Aerial drones are similar, easy to punch out of the sky with basically any system found aboard. There is plenty of developments that can deepen magazines aboard warships to better deal with swarming threats, that isn't even touching on the electronic warfare element which kills more drones in Ukraine than any other means. CSC is planned to be batch constructed, so it seems doubtful the RCN will sit back and let their vessels rot into irrelevance. Look at changes such as the removal of CAMM for RAM, they are adapting the design already to changing situational requirements. Warships are large floating mounting points with ample crew and power generation to run sophisticated jamming and spoofing, considering they already do in the case of ships like CSC with their current electronic warfare and decoy suites.

I don't see any trends that point towards surface vessels like CSC becoming irrelevant anything in the foreseeable future. People have been saying that the tank is obsolete or irrelevant since its inception but here it remains, a vital part of most land forces.
I was reading an article in Naval News that the Greeks rolled up to the Red Sea and were shooting down drones with a jury rigged land based EWS and IR 127mm shells. Splash 3 drones. There was even video of the jammer crashing one.

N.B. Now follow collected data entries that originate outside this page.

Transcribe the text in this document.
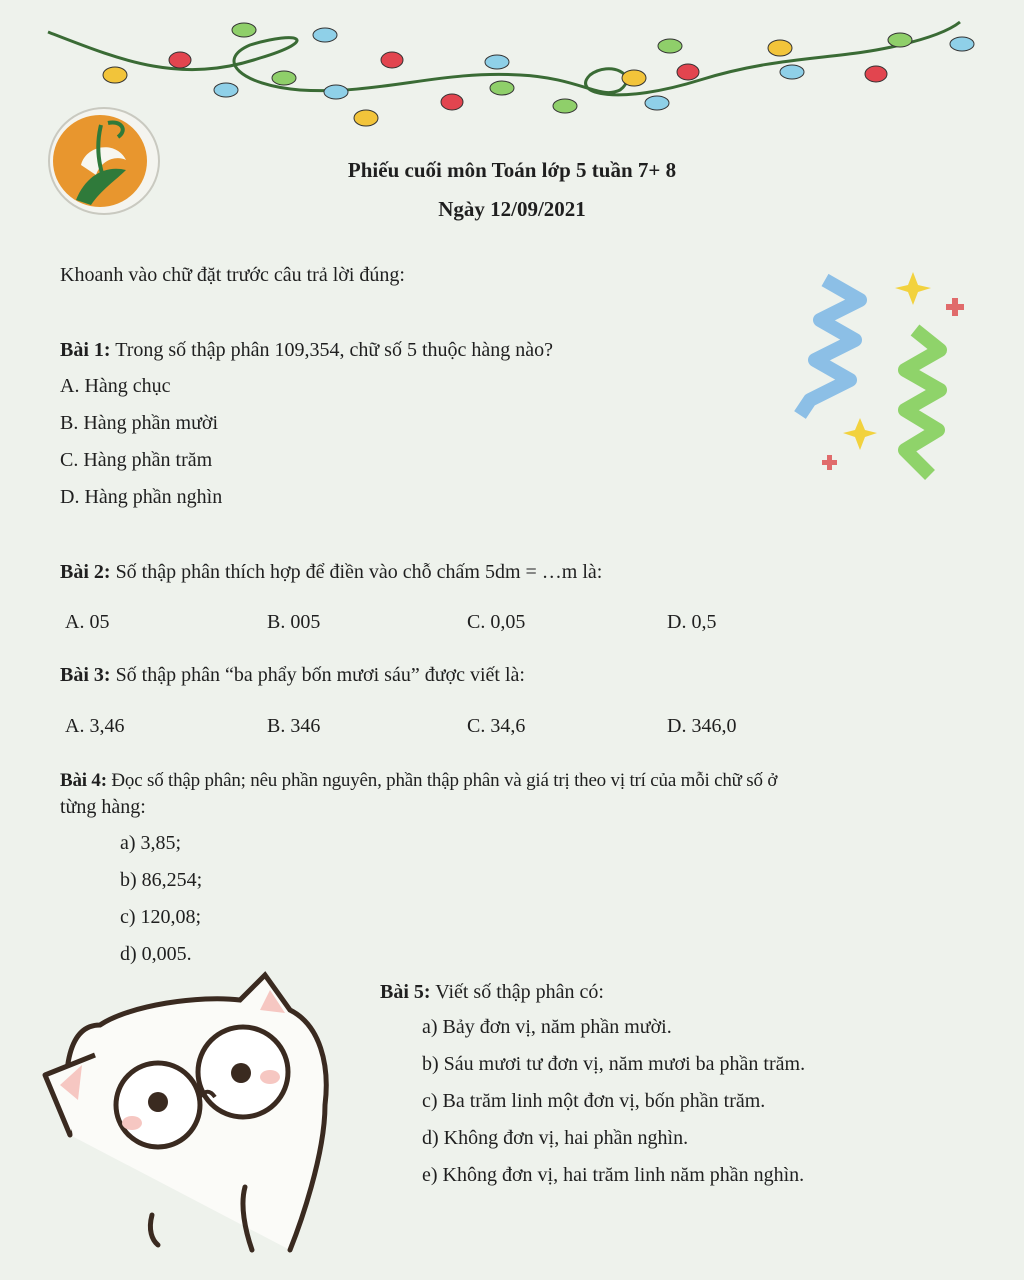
Phiếu cuối môn Toán lớp 5 tuần 7+ 8
Ngày 12/09/2021
Khoanh vào chữ đặt trước câu trả lời đúng:
Bài 1: Trong số thập phân 109,354, chữ số 5 thuộc hàng nào?
A. Hàng chục
B. Hàng phần mười
C. Hàng phần trăm
D. Hàng phần nghìn
Bài 2: Số thập phân thích hợp để điền vào chỗ chấm 5dm = …m là:
A. 05	B. 005	C. 0,05	D. 0,5
Bài 3: Số thập phân “ba phẩy bốn mươi sáu” được viết là:
A. 3,46	B. 346	C. 34,6	D. 346,0
Bài 4: Đọc số thập phân; nêu phần nguyên, phần thập phân và giá trị theo vị trí của mỗi chữ số ở
từng hàng:
a) 3,85;
b) 86,254;
c) 120,08;
d) 0,005.
Bài 5: Viết số thập phân có:
a) Bảy đơn vị, năm phần mười.
b) Sáu mươi tư đơn vị, năm mươi ba phần trăm.
c) Ba trăm linh một đơn vị, bốn phần trăm.
d) Không đơn vị, hai phần nghìn.
e) Không đơn vị, hai trăm linh năm phần nghìn.
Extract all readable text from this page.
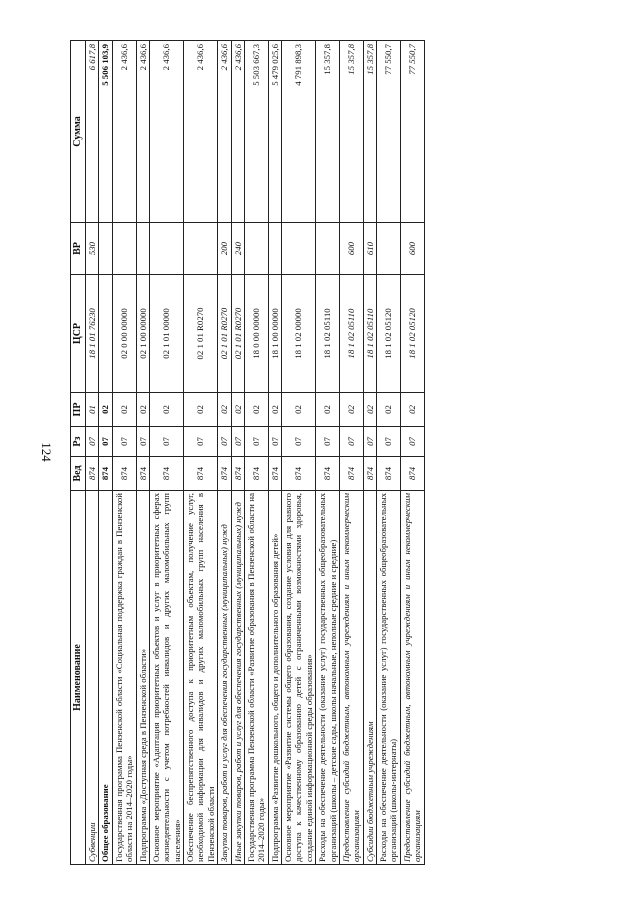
124
Наименование	Вед	Рз	ПР	ЦСР	ВР	Сумма
Субвенции	874	07	01	18 1 01 76230	530	6 617,8
Общее образование	874	07	02			5 506 103,9
Государственная программа Пензенской области «Социальная поддержка граждан в Пензенской области на 2014–2020 годы»	874	07	02	02 0 00 00000		2 436,6
Подпрограмма «Доступная среда в Пензенской области»	874	07	02	02 1 00 00000		2 436,6
Основное мероприятие «Адаптация приоритетных объектов и услуг в приоритетных сферах жизнедеятельности с учетом потребностей инвалидов и других маломобильных групп населения»	874	07	02	02 1 01 00000		2 436,6
Обеспечение беспрепятственного доступа к приоритетным объектам, получение услуг, необходимой информации для инвалидов и других маломобильных групп населения в Пензенской области	874	07	02	02 1 01 R0270		2 436,6
Закупка товаров, работ и услуг для обеспечения государственных (муниципальных) нужд	874	07	02	02 1 01 R0270	200	2 436,6
Иные закупки товаров, работ и услуг для обеспечения государственных (муниципальных) нужд	874	07	02	02 1 01 R0270	240	2 436,6
Государственная программа Пензенской области «Развитие образования в Пензенской области на 2014–2020 годы»	874	07	02	18 0 00 00000		5 503 667,3
Подпрограмма «Развитие дошкольного, общего и дополнительного образования детей»	874	07	02	18 1 00 00000		5 479 025,6
Основное мероприятие «Развитие системы общего образования, создание условия для равного доступа к качественному образованию детей с ограниченными возможностями здоровья, создание единой информационной среды образования»	874	07	02	18 1 02 00000		4 791 898,3
Расходы на обеспечение деятельности (оказание услуг) государственных общеобразовательных организаций (школы – детские сады, школы начальные, неполные средние и средние)	874	07	02	18 1 02 05110		15 357,8
Предоставление субсидий бюджетным, автономным учреждениям и иным некоммерческим организациям	874	07	02	18 1 02 05110	600	15 357,8
Субсидии бюджетным учреждениям	874	07	02	18 1 02 05110	610	15 357,8
Расходы на обеспечение деятельности (оказание услуг) государственных общеобразовательных организаций (школы-интернаты)	874	07	02	18 1 02 05120		77 550,7
Предоставление субсидий бюджетным, автономным учреждениям и иным некоммерческим организациям	874	07	02	18 1 02 05120	600	77 550,7
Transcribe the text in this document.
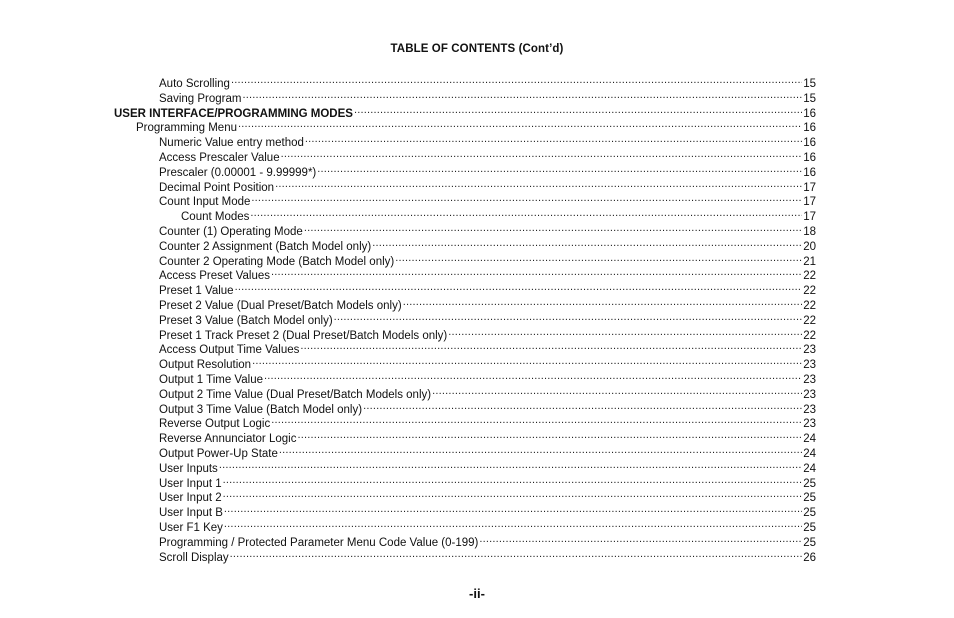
TABLE OF CONTENTS (Cont’d)
Auto Scrolling .....	15
Saving Program .....	15
USER INTERFACE/PROGRAMMING MODES .....	16
Programming Menu .....	16
Numeric Value entry method .....	16
Access Prescaler Value .....	16
Prescaler (0.00001 - 9.99999*) .....	16
Decimal Point Position .....	17
Count Input Mode .....	17
Count Modes .....	17
Counter (1) Operating Mode .....	18
Counter 2 Assignment (Batch Model only) .....	20
Counter 2 Operating Mode (Batch Model only) .....	21
Access Preset Values .....	22
Preset 1 Value .....	22
Preset 2 Value (Dual Preset/Batch Models only) .....	22
Preset 3 Value (Batch Model only) .....	22
Preset 1 Track Preset 2 (Dual Preset/Batch Models only) .....	22
Access Output Time Values .....	23
Output Resolution .....	23
Output 1 Time Value .....	23
Output 2 Time Value (Dual Preset/Batch Models only) .....	23
Output 3 Time Value (Batch Model only) .....	23
Reverse Output Logic .....	23
Reverse Annunciator Logic .....	24
Output Power-Up State .....	24
User Inputs .....	24
User Input 1 .....	25
User Input 2 .....	25
User Input B .....	25
User F1 Key .....	25
Programming / Protected Parameter Menu Code Value (0-199) .....	25
Scroll Display .....	26
-ii-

The head of the French army stated that drones are seeing their time in the sun right now but doesn't expect them to be decisive going forward. Just one more tool or threat.

I've been saying for years, drones are just bad missiles most of the time.
 
Ships have multiple layers of kinetic and soft kill weapons, compartmentalization, damage control, redundant paths for comms and power, large crews, speed, maneuver, firefighting systems, and because they are at sea, flammable and explosive substances are stored in protected bunkers and compartments. They should be able to fight off and survive swarming attacks of light weight FPV drones and similar systems while maneuvering to outside of a kill box and then attack the sources of the drones.

Cruise missiles, torpedoes, glide bombs, sea mines and gunfire remain the main threats.
 
This is why the mission deck is so important. Gives inherent flexibility to the ship that other designs won't have. I expect batch II (ships 4-7) will look different to ships 1-3.
and if we get rid of the mission deck to add missile capacity?